Set objWMIService = GetObject("winmgmts:" & "{impersonationLevel=impersonate}!\\" & strComputer & "\root/CIMv2/Security/MicrosoftVolumeEncryption")
Set objCIMObj = objWMIService.ExecQuery("select * from Win32_EncryptableVolume",,48)
'Set objCIMObj = objWMIService.ExecQuery("Select * from Win32_EncryptableVolume " & "Where DriveLetter = C:'")
dim nse
set nse = WScript.CreateObject ("Altiris.AeXNSEvent")
nse.To = "{1592B913-72F3-4C36-91D2-D4EDA21D2F96}"
nse.Priority = 1
dim objDCInstance
set objDCInstance = nse.AddDataClass ("{0683de19-a007-4eba-9ad5-32748a52ef14}")
dim objDataClass
set objDataClass = nse.AddDataBlock (objDCInstance)
For Each objItem in objCIMObj
Set oShell = WScript.CreateObject("WSCript.shell")
oShell.run"cmd /K manage-bde -protectors -get """ &objitem.driveletter& """ >C:\keys.txt & exit",0,True
'Const ForReading = 1
Set objFSO = CreateObject("Scripting.FileSystemObject")
Set objFile = objFSO.OpenTextFile("C:\keys.txt", 1)
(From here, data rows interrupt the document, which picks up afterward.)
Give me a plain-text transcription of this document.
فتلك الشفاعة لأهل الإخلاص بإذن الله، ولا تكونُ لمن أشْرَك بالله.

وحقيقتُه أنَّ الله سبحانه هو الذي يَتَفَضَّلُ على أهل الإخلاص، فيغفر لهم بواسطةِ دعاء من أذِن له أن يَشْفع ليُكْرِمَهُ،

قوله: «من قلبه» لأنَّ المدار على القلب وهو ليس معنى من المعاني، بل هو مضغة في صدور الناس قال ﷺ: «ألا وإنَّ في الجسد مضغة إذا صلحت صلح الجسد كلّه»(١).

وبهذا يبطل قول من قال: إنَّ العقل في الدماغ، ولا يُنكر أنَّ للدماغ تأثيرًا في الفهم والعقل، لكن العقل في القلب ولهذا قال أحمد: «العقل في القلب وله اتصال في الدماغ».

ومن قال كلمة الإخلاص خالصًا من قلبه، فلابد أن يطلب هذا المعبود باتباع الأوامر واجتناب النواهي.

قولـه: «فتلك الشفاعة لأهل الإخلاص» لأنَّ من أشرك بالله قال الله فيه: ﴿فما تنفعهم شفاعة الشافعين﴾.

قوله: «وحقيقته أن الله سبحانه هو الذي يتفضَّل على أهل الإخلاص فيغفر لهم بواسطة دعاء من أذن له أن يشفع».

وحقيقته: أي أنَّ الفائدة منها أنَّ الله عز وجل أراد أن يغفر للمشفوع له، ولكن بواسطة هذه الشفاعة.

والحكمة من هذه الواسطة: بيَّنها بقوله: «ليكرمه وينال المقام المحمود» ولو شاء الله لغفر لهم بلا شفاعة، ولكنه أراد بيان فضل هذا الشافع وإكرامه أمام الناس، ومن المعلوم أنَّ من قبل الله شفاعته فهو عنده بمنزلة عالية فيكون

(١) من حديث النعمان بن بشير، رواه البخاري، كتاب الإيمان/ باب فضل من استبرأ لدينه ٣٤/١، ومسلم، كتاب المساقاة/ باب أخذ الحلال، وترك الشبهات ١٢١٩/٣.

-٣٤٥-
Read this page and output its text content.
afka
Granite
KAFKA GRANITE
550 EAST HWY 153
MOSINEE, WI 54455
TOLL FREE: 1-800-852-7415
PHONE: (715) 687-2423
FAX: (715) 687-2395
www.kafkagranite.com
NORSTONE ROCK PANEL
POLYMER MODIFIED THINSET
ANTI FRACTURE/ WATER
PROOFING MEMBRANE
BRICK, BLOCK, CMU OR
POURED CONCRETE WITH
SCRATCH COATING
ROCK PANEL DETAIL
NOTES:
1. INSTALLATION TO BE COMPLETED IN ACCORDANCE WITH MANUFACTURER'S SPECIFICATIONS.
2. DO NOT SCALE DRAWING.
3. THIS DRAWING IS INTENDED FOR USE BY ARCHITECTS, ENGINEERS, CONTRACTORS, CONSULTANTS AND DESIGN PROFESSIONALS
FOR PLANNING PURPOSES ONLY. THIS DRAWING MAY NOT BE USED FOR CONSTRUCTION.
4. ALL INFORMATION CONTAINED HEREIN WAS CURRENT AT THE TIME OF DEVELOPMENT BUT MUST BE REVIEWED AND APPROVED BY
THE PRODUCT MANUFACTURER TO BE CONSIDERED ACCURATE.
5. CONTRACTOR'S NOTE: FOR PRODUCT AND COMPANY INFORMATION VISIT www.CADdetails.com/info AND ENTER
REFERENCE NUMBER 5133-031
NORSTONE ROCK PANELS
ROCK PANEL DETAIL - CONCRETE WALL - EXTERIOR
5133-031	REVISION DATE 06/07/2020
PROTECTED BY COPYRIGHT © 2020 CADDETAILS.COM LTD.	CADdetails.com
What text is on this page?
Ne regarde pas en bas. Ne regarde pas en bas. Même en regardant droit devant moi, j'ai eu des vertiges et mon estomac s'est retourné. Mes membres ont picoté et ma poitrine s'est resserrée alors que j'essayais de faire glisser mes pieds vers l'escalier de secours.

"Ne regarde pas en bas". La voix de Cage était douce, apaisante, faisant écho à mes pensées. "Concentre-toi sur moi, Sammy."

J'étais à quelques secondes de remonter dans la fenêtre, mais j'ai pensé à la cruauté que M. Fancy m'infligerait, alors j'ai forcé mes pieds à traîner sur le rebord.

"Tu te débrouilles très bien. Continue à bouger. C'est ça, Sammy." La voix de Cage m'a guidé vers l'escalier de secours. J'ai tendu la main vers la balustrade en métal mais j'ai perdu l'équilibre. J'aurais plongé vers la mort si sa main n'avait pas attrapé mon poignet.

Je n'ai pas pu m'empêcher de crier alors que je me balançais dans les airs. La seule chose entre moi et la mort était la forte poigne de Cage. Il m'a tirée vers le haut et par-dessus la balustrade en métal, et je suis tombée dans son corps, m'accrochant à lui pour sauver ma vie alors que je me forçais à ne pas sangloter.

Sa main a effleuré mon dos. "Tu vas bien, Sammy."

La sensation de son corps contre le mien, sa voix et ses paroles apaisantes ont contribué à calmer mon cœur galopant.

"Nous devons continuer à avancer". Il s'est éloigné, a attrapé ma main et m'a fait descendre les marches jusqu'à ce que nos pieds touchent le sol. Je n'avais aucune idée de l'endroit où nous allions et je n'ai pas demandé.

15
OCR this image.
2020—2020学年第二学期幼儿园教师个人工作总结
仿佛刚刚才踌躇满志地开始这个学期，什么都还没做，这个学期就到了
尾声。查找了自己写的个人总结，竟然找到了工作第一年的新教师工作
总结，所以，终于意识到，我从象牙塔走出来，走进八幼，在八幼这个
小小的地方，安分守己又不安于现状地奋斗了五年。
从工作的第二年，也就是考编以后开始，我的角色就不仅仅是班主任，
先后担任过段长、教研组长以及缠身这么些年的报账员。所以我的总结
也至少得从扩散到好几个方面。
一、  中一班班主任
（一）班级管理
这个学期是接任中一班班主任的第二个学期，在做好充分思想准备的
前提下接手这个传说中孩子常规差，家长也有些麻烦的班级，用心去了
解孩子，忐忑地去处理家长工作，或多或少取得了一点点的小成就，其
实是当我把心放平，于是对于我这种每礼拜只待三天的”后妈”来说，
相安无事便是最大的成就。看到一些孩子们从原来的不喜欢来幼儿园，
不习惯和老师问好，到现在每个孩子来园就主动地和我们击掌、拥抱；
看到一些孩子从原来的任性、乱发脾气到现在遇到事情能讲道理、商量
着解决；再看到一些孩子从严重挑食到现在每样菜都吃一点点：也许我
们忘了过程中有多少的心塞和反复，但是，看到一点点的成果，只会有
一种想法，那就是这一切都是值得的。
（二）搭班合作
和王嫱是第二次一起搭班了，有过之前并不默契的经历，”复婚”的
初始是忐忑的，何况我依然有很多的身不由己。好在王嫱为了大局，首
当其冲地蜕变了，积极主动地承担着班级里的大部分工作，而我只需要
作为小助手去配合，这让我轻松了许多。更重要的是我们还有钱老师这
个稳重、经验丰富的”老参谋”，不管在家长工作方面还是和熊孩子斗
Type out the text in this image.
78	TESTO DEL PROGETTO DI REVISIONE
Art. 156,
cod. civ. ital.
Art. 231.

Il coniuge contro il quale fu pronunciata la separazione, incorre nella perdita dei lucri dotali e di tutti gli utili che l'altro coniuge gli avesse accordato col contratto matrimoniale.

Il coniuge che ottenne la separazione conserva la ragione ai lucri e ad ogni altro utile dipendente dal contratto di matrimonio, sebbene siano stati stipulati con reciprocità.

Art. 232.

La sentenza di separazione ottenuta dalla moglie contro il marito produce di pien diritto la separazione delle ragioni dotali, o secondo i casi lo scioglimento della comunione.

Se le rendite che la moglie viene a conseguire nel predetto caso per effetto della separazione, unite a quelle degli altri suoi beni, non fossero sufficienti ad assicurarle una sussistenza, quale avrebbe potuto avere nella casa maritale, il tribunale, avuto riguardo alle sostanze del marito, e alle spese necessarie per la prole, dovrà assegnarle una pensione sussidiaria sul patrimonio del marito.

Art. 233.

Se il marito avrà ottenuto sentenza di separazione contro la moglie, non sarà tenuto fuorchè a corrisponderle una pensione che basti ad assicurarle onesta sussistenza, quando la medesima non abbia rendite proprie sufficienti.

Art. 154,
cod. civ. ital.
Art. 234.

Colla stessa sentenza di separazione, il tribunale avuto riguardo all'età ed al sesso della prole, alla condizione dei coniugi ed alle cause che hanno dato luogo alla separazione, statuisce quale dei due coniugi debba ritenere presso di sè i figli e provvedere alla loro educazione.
Do Until objFile.AtEndOfStream
strNextLine = objFile.ReadLine
If Len(strNextLine) > 0 Then
strLine = strNextLine
End If
Loop
objFile.Close
'Wscript.Echo strLine
dim objDataRow
set objDataRow = objDataClass.AddRow
objDataRow.SetField 0, objItem.DriveLetter
objDataRow.SetField 1, strLine
Next
oShell.run"cmd /K del c:\keys.txt & exit",0,True
nse.SendQueued
Then the results:
I hope this article helps you manage bitlocker info a little better. We are currently working on a way to move the data over into the Asset side so it's not quite as volatile.